Today from PolitiFact:

To help you sort out the truth in the avalanche of claims from the 2012 campaign, PolitiFact and NPR are partnering for Message Machine, a year-long venture to highlight the candidates’ exaggerations and falsehoods.

Reporters from PolitiFact and our nine state sites will be checking claims that candidates and political groups make in TV and radio ads, Facebook messages, tweets and robocalls. We’ll focus largely on the presidential campaign, but we’ll also examine claims from races for governor and the U.S. House and Senate.

We’ll publish our Truth-O-Meter articles on PolitiFact and NPR.org, and we’ll keep an archive of them on our NPR/PolitiFact Message Machine page. NPR will air segments about our fact-checking on Morning Edition, All Things Considered and other shows.

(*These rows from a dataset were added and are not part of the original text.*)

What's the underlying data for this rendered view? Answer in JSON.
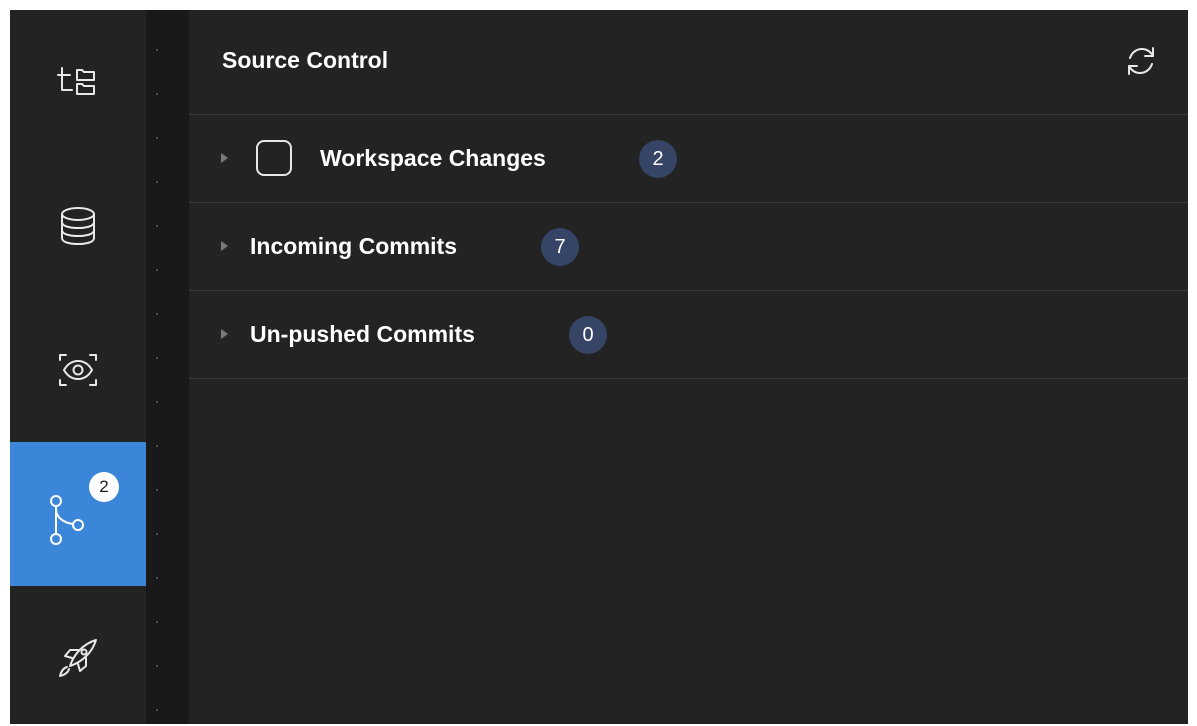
{
  "activity_bar": {
    "items": [
      {
        "icon": "explorer-tree-icon",
        "active": false
      },
      {
        "icon": "database-icon",
        "active": false
      },
      {
        "icon": "eye-scan-icon",
        "active": false
      },
      {
        "icon": "source-control-branch-icon",
        "active": true,
        "badge": "2"
      },
      {
        "icon": "rocket-icon",
        "active": false
      }
    ],
    "accent_color": "#3c86d9"
  },
  "panel": {
    "title": "Source Control",
    "refresh_icon": "refresh-icon",
    "sections": [
      {
        "label": "Workspace Changes",
        "count": "2",
        "has_checkbox": true,
        "checked": false,
        "expanded": false
      },
      {
        "label": "Incoming Commits",
        "count": "7",
        "has_checkbox": false,
        "expanded": false
      },
      {
        "label": "Un-pushed Commits",
        "count": "0",
        "has_checkbox": false,
        "expanded": false
      }
    ]
  },
  "colors": {
    "background": "#232323",
    "badge": "#364466",
    "divider": "#393939"
  }
}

Our first batch of Message Machine items includes a mix of TV commercials, online videos and Web ads.

PolitiFact would never dream of teaming with Human Events or Townhall, two respected right-of-center outlets. No, for 2012, it wants to stick its fingers in the eyes of the right as they join in partnership with an outlet we both distrust and dislike.

When it comes to the MSM, arrogance always trumps credibility. Besides, were PolitiFact to actually team up with the right it might end up living up to its name, and then what would Obama do?

My guess is that PolitiFact also did this in order to enjoy a kind of sinister pleasure in knowing that when some left-wing partisan disguised as a news anchor quotes a distorted “fact” created by both PolitiFact and NPR, the blood pressure will rise in those of us who believe in truth.